The point is, we disagree. On first principles, Mr. Speaker, we disagree. And so we debate, often loudly, and often in vain, to convince our opponents and the American people of our point of view.
We debate here on the House floor, we debate in committees, we debate on television and on radio and on the Internet and in the newspapers and then every two years, we have a huge debate. And then in November, we see who won. That is not rancor, that is democracy.
You show me a nation without partisanship, and I'll show you a tyranny. For all its faults, it is partisanship, based on core principles, that clarifies our debates, that prevents one party from straying too far from the mainstream, and that constantly refreshes our politics with new ideas and new leaders.

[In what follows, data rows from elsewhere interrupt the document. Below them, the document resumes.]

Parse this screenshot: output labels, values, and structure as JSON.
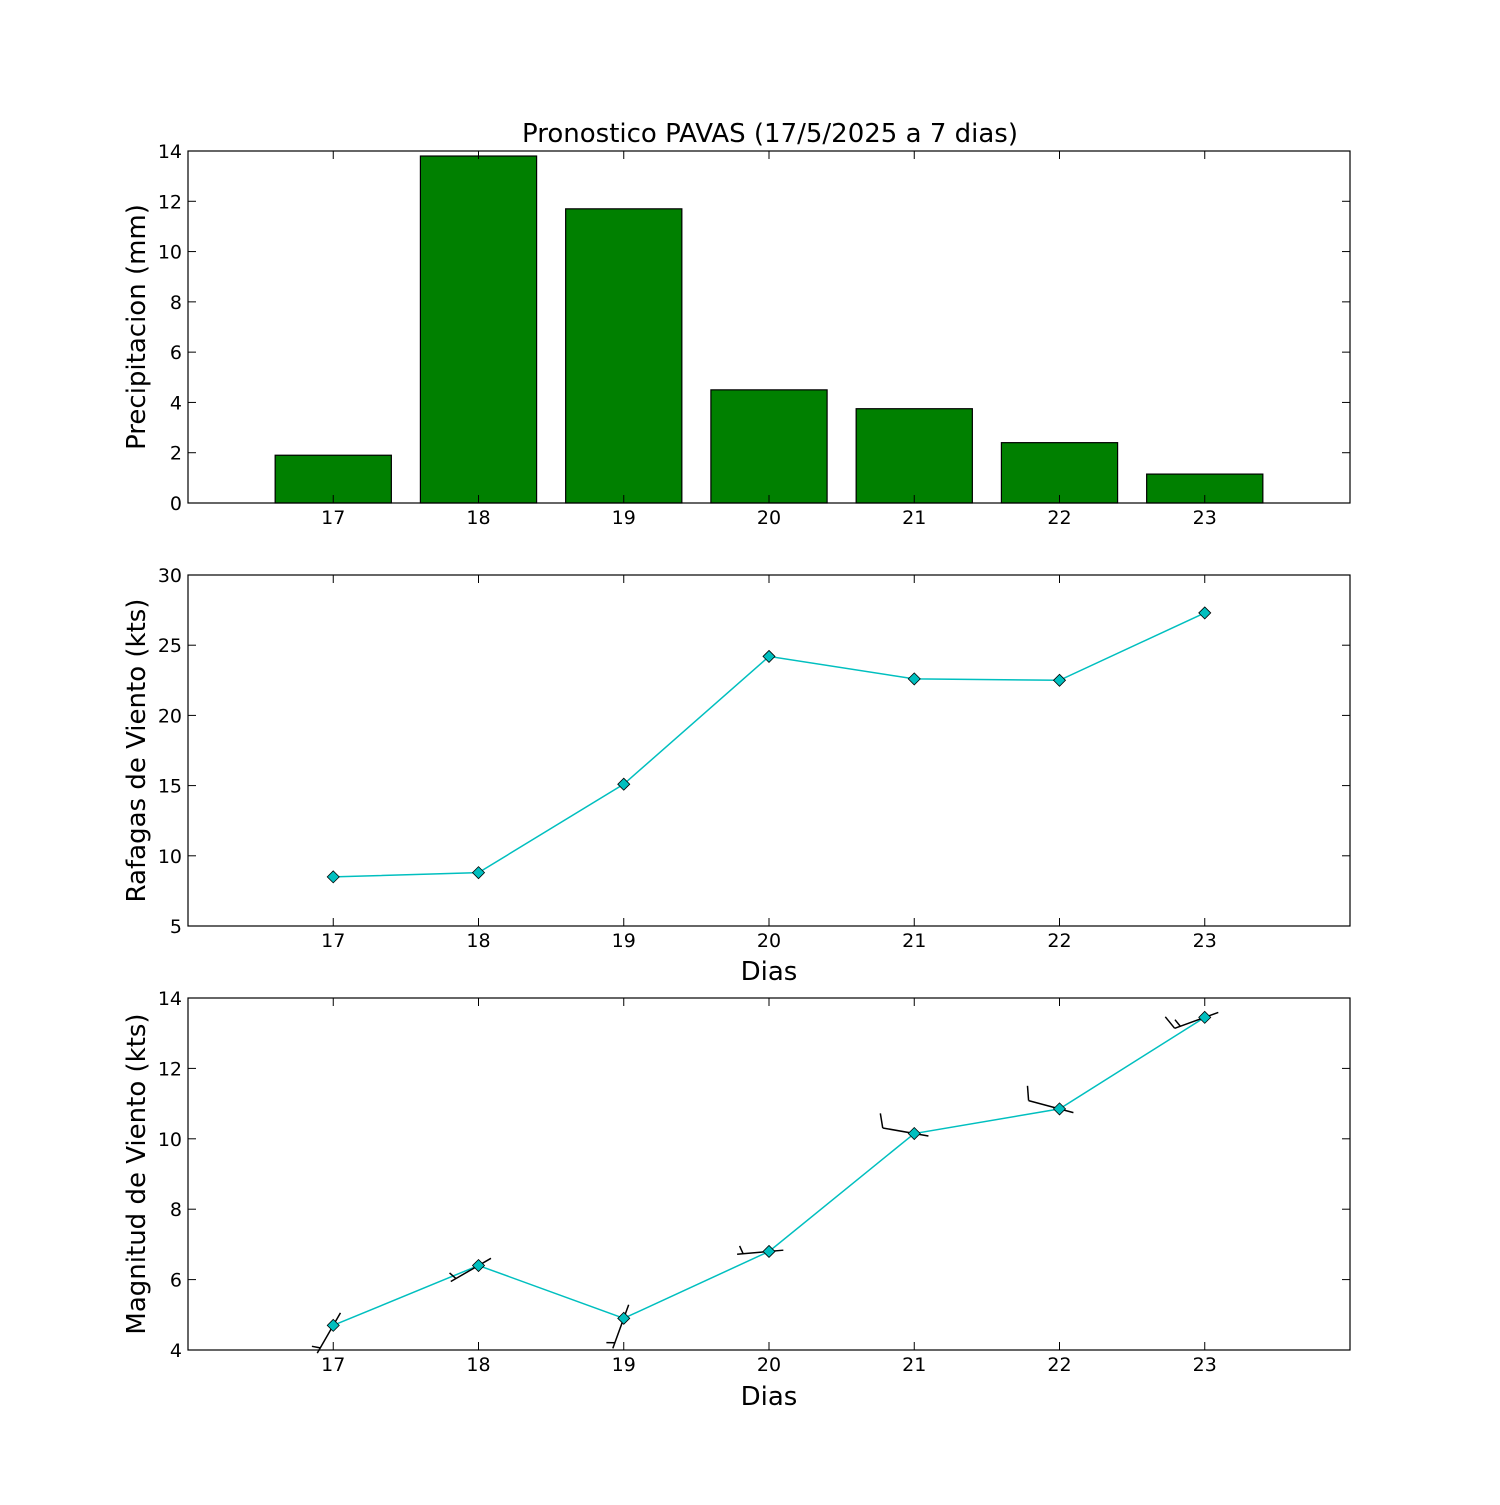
{
  "figure_title": "Pronostico  PAVAS (17/5/2025 a 7 dias)",
  "colors": {
    "bar_fill": "#008000",
    "line": "#00bfbf",
    "marker_fill": "#00bfbf",
    "barb": "#000000",
    "axes": "#000000"
  },
  "chart_data": [
    {
      "type": "bar",
      "title": "Pronostico  PAVAS (17/5/2025 a 7 dias)",
      "xlabel": "",
      "ylabel": "Precipitacion (mm)",
      "categories": [
        "17",
        "18",
        "19",
        "20",
        "21",
        "22",
        "23"
      ],
      "x": [
        17,
        18,
        19,
        20,
        21,
        22,
        23
      ],
      "values": [
        1.9,
        13.8,
        11.7,
        4.5,
        3.75,
        2.4,
        1.15
      ],
      "xlim": [
        16,
        24
      ],
      "ylim": [
        0,
        14
      ],
      "yticks": [
        0,
        2,
        4,
        6,
        8,
        10,
        12,
        14
      ],
      "xticks": [
        17,
        18,
        19,
        20,
        21,
        22,
        23
      ],
      "grid": false
    },
    {
      "type": "line",
      "title": "",
      "xlabel": "Dias",
      "ylabel": "Rafagas de Viento (kts)",
      "x": [
        17,
        18,
        19,
        20,
        21,
        22,
        23
      ],
      "values": [
        8.5,
        8.8,
        15.1,
        24.2,
        22.6,
        22.5,
        27.3
      ],
      "marker": "diamond",
      "xlim": [
        16,
        24
      ],
      "ylim": [
        5,
        30
      ],
      "yticks": [
        5,
        10,
        15,
        20,
        25,
        30
      ],
      "xticks": [
        17,
        18,
        19,
        20,
        21,
        22,
        23
      ],
      "grid": false
    },
    {
      "type": "line",
      "title": "",
      "xlabel": "Dias",
      "ylabel": "Magnitud de Viento (kts)",
      "x": [
        17,
        18,
        19,
        20,
        21,
        22,
        23
      ],
      "values": [
        4.7,
        6.4,
        4.9,
        6.8,
        10.15,
        10.85,
        13.45
      ],
      "wind_direction_deg": [
        210,
        240,
        200,
        265,
        280,
        285,
        250
      ],
      "marker": "diamond",
      "barbs": true,
      "xlim": [
        16,
        24
      ],
      "ylim": [
        4,
        14
      ],
      "yticks": [
        4,
        6,
        8,
        10,
        12,
        14
      ],
      "xticks": [
        17,
        18,
        19,
        20,
        21,
        22,
        23
      ],
      "grid": false
    }
  ]
}
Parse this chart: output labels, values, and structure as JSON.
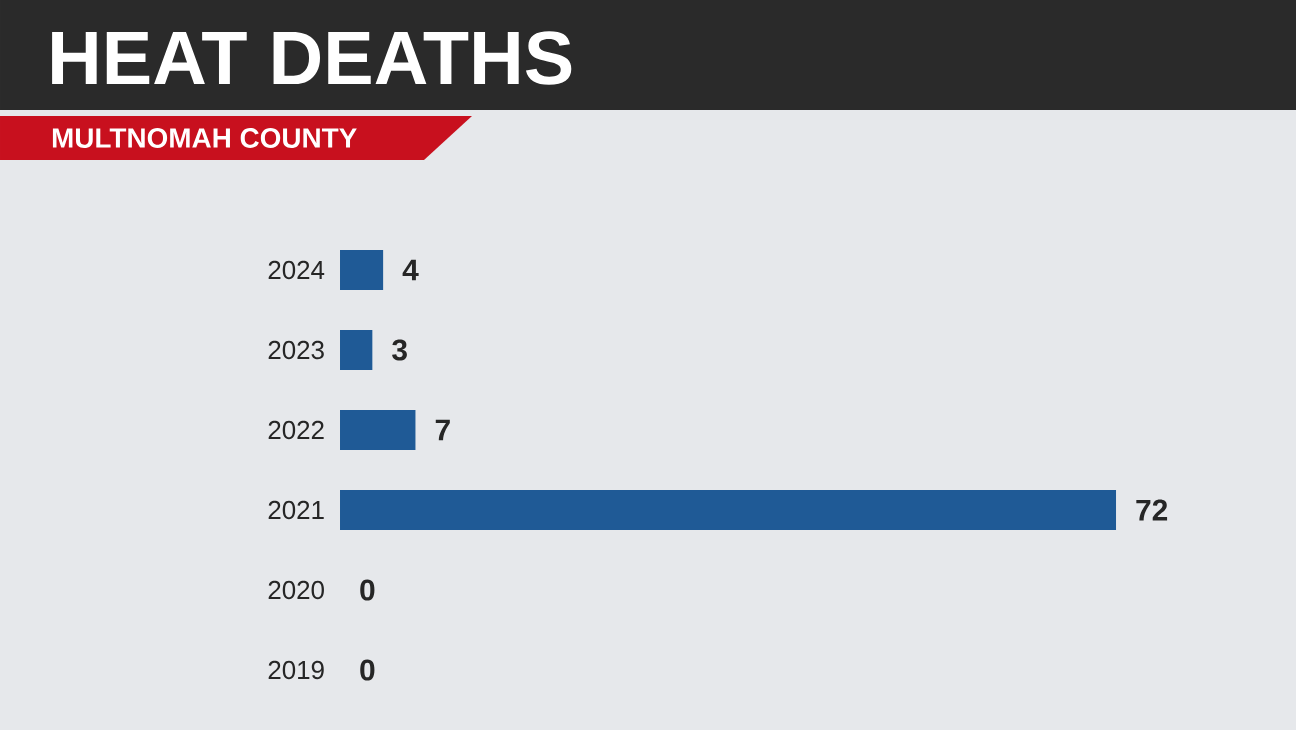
{
  "chart_data": {
    "type": "bar",
    "orientation": "horizontal",
    "title": "HEAT DEATHS",
    "subtitle": "MULTNOMAH COUNTY",
    "categories": [
      "2024",
      "2023",
      "2022",
      "2021",
      "2020",
      "2019"
    ],
    "values": [
      4,
      3,
      7,
      72,
      0,
      0
    ],
    "color": "#1f5a96",
    "data_labels": true
  }
}
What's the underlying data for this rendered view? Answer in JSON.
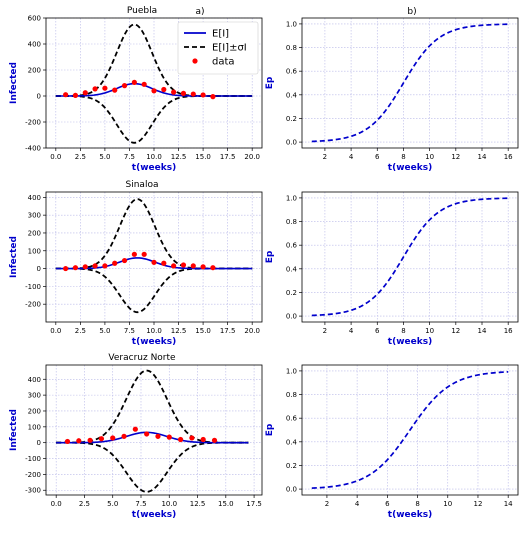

Indeed, whatever role partisanship may have played in my own retirement today or in the unfriendliness heaped upon other leaders in other times, Republican or Democrat, however unjust, all we can say is that partisanship is the worst means of settling fundamental political differences -- except for all the others.
Now, politics demands compromise. And Mr. Speaker, and even the most partisan among us have to understand that, but we must never forget that compromise and bipartisanship are means, not ends, and are properly employed only in the service of higher principles.
...It is not the principled partisan, however obnoxious he may seem to his opponents, who degrades our public debate, but the preening, self-styled statesman who elevates compromise to a first principle .
For the true statesman, Mr. Speaker, we are not defined by what they compromise, but by what they don't.